VidEdit: Zero-Shot and Spatially Aware Text-Driven Video Editing
Abstract
Recently, diffusion-based generative models have achieved remarkable success for image generation and edition. However, their use for video editing still faces important limitations. This paper introduces VidEdit, a novel method for zero-shot text-based video editing ensuring strong temporal and spatial consistency. Firstly, we propose to combine atlas-based and pre-trained text-to-image diffusion models to provide a training-free and efficient editing method, which by design fulfills temporal smoothness. Secondly, we leverage off-the-shelf panoptic segmenters along with edge detectors and adapt their use for conditioned diffusion-based atlas editing. This ensures a fine spatial control on targeted regions while strictly preserving the structure of the original video. Quantitative and qualitative experiments show that VidEdit outperforms state-of-the-art methods on DAVIS dataset, regarding semantic faithfulness, image preservation, and temporal consistency metrics.

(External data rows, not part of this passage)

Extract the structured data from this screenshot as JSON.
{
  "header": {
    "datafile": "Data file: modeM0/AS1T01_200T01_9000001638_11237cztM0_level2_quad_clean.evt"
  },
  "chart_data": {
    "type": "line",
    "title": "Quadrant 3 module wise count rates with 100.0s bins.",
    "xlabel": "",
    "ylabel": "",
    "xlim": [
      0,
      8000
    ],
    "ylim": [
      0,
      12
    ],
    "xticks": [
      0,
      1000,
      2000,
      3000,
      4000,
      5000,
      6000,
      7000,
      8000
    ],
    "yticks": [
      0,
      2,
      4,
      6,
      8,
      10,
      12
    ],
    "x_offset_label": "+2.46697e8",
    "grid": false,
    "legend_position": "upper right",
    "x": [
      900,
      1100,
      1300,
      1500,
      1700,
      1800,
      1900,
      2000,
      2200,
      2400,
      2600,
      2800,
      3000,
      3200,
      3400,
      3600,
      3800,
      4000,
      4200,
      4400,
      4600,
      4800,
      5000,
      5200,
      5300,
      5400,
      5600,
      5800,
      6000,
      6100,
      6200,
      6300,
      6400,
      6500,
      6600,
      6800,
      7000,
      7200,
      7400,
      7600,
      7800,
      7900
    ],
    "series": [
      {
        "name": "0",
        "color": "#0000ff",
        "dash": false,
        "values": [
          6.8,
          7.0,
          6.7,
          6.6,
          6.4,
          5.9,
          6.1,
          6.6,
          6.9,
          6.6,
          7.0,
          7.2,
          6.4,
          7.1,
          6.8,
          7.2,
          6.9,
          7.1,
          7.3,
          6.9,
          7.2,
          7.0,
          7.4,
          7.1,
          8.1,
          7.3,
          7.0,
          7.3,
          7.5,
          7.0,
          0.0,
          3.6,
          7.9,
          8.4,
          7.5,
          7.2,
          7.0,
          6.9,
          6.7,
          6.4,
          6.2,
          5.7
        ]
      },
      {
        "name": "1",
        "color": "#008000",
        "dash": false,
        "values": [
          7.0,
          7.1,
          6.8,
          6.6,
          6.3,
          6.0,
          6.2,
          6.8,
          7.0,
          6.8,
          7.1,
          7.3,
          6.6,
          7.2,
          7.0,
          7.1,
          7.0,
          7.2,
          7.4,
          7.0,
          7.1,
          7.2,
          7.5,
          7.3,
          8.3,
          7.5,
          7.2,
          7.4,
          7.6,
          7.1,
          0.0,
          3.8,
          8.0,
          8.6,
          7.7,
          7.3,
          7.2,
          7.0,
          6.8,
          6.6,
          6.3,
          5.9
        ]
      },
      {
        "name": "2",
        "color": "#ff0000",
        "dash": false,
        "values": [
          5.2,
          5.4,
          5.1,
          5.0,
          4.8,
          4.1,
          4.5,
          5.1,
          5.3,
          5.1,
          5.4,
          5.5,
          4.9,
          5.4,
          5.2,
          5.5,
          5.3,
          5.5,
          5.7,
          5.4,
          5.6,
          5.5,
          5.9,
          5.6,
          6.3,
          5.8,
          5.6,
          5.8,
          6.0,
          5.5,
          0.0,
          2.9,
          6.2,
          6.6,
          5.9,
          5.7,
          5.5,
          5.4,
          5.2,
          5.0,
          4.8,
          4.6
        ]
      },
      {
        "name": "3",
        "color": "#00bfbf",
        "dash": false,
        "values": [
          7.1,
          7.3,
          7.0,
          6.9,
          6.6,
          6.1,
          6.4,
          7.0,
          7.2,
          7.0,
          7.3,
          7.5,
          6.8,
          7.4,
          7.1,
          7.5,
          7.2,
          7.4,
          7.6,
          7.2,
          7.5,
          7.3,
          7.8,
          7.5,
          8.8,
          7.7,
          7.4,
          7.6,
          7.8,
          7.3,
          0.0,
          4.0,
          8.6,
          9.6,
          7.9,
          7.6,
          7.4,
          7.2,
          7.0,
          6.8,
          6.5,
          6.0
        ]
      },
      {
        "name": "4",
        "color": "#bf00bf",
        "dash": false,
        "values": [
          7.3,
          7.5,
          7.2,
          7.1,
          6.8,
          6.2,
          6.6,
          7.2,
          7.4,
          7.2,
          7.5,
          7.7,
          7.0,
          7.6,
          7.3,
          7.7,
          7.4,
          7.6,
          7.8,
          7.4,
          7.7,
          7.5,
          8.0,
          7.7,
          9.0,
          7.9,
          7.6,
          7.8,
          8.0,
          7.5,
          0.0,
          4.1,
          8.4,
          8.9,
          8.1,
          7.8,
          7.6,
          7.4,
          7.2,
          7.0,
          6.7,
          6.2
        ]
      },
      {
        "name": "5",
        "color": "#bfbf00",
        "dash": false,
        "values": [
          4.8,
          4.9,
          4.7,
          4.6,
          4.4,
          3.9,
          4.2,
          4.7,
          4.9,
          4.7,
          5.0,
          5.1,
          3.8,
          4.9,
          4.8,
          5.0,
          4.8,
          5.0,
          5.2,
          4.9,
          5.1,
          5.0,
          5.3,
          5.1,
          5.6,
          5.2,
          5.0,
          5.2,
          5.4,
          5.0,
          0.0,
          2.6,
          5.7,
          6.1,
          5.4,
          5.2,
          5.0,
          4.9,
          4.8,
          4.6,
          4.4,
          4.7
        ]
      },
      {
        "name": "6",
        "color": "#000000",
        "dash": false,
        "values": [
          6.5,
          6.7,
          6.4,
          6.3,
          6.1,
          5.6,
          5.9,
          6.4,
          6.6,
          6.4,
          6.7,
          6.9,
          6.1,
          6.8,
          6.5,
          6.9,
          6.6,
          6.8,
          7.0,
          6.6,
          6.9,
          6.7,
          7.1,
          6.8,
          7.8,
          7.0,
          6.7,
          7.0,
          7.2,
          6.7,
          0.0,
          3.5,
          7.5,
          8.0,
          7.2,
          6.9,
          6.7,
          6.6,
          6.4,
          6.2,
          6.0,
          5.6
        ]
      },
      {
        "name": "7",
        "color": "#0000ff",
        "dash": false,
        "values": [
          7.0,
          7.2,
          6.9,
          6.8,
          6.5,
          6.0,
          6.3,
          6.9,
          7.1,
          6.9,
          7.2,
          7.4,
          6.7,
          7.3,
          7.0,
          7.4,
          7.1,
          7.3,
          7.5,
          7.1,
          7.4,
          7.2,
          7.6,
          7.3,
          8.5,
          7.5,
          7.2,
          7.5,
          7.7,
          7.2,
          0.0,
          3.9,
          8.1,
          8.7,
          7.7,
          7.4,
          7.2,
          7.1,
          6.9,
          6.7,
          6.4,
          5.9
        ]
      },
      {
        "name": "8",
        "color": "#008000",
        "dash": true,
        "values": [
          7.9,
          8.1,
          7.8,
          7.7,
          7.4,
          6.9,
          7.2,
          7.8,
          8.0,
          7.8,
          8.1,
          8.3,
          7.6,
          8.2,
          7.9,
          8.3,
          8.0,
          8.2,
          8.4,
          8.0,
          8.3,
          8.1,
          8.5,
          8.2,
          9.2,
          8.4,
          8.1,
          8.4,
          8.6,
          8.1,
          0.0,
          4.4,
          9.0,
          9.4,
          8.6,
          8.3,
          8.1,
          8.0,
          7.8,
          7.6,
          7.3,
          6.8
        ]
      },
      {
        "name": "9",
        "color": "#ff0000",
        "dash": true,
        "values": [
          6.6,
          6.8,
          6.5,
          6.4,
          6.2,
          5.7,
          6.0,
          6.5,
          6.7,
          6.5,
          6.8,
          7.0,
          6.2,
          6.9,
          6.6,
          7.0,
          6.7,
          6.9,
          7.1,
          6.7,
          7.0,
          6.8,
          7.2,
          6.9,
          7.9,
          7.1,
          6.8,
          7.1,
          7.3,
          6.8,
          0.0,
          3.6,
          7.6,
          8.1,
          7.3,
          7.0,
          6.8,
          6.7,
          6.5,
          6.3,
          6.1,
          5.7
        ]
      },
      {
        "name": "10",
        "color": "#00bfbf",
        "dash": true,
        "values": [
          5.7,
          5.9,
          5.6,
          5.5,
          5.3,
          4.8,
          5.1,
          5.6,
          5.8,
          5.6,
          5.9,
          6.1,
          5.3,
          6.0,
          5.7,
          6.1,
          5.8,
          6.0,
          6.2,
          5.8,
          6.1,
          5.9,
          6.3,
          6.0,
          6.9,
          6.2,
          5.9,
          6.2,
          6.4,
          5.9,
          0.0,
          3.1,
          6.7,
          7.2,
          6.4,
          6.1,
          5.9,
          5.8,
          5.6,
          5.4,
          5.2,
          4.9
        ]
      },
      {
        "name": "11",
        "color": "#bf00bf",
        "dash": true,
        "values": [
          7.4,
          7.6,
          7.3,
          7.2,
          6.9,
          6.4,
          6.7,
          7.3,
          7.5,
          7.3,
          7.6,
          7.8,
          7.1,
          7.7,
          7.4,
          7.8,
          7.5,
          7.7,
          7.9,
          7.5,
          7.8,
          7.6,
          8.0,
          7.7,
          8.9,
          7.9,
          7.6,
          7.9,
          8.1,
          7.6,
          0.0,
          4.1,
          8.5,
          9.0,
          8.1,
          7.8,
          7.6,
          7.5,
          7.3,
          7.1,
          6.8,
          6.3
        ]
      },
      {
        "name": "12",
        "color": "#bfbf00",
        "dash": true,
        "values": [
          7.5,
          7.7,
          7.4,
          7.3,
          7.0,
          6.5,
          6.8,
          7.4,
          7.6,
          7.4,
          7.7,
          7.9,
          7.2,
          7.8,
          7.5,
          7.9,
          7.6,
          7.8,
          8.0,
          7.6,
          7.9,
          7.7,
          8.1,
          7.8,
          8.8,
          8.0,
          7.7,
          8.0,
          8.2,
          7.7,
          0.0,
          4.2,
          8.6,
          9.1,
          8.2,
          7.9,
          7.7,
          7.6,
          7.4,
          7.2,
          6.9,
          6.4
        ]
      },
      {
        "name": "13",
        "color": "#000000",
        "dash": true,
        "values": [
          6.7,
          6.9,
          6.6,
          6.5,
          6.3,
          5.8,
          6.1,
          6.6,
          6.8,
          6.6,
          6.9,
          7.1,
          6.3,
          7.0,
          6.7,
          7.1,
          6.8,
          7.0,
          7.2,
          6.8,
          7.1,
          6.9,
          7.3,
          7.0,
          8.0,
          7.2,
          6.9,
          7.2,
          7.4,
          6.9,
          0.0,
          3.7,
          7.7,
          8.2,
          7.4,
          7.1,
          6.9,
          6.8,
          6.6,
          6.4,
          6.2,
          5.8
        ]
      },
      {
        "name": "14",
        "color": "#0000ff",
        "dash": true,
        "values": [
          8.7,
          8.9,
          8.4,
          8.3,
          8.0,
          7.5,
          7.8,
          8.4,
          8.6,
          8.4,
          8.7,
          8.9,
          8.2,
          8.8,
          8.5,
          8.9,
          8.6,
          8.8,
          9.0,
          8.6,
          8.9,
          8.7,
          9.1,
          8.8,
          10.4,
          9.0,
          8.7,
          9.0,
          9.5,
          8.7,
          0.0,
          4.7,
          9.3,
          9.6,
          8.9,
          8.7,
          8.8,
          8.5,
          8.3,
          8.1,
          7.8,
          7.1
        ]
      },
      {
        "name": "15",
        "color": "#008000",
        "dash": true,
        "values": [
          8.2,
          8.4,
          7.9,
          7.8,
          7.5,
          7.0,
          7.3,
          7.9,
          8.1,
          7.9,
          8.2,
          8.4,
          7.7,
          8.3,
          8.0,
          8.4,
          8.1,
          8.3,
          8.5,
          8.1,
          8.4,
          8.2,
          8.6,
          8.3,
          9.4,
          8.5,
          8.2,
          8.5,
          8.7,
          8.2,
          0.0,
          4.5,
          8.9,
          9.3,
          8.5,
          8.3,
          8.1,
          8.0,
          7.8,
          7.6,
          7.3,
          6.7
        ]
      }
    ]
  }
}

With this framework, processing a single video only takes approximately one minute, and it can generate multiple compatible edits based on a unique text prompt.
Method
An input video (1) is fed into NLA models which learn to decompose it into 2D atlases (2). Depending on the object of interest, we select the corresponding atlas representation onto which we apply our editing diffusion pipeline (3). The edited atlas is then mapped back to frames via a bilinear sampling from the associated pre-trained network (4). Finally, the frame edit layers are composited over the original frames to obtain the desired edited video (5).